I've also verified this is the case with other precomposed Bengali characters such as ড়, but is not the case with precomposed characters from other scripts such as ў.

Simple replication code:

# -*- coding: utf-8 -*-
from wikitools import *
site = wiki.Wiki('http://localhost/w/api.php')
p = page.Page(site, 'Test 123')
p.edit(text= 'য়')

This fails with a "badmd5" error.

Event Timeline

Schnark subscribed.

Mediawiki transforms all input into NFC before further processing. Though it doesn't seem obvious, the NFC of য় (U+09DF) is <য ়> (<U+09AF U+09BC>), because it has the Comp_Ex property set, like other other Bengali characters, too. This isn't the case for most other precomposed characters, so the NFC of ў is ў itself.

So when using the md5 parameter, you should make sure that all data is already in NFC, though of course it would be nice, if Mediawiki could check the original input instead, or at least explicitly document this behavior, e.g. on https://www.mediawiki.org/wiki/API:Edit

In Python, you can use unicodedata.normalize('NFC', text) to convert to NFC beforehand.

Thanks. I agree it would be nice if it compared the original input in the spirit of the purpose of the MD5 check. But documentation somewhere would be helpful.

Mediawiki transforms all input into NFC before further processing. Though it doesn't seem obvious, the NFC of য় (U+09DF) is <য ়> (<U+09AF U+09BC>), because it has the Comp_Ex property set, like other other Bengali characters, too. This isn't the case for most other precomposed characters, so the NFC of ў is ў itself.
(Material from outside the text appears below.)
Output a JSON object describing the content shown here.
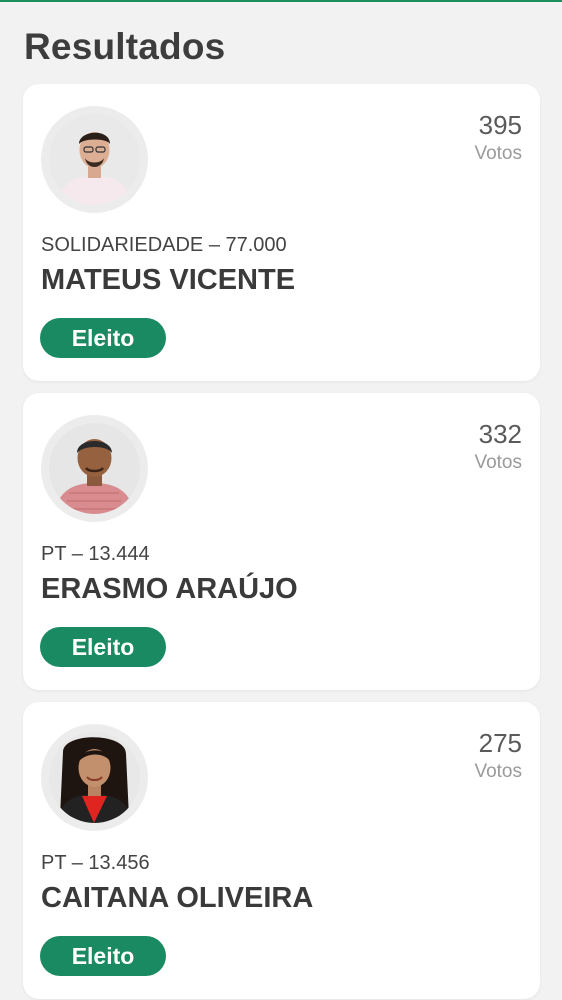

This is really good information to have, thank you. Do you know where MediaWiki is doing this? I see includes/compat/normal/UtfNormal.php, but it seems to be referencing a Validator of some kind(?) and I'm not sure I see the data flow properly.

So when using the md5 parameter, you should make sure that all data is already in NFC, though of course it would be nice, if Mediawiki could check the original input instead, or at least explicitly document this behavior, e.g. on https://www.mediawiki.org/wiki/API:Edit

I definitely think we need better documentation here. There may be existing pages that document these transformations, but I checked https://www.mediawiki.org/wiki/NFC and it was a dead end. :-( We should consider both MediaWiki developer-focused documentation (people building api.php) and user-focused documentation (people using api.php).

Thanks. I agree it would be nice if it compared the original input in the spirit of the purpose of the MD5 check. But documentation somewhere would be helpful.

Thank you for filing this task!

I verified yesterday that MediaWiki is indeed hitting if ( !is_null( $params['md5'] ) && md5( $toMD5 ) !== $params['md5'] ) { in includes/api/ApiEditPage.php and producing the two hashes mentioned in the task description: $params['md5'] is 29a76e95913204ab68f10a1c34784a7c and md5( $toMD5 ) is 1bb92266e7298fb3aa4aa5c641562f10 with the provided input.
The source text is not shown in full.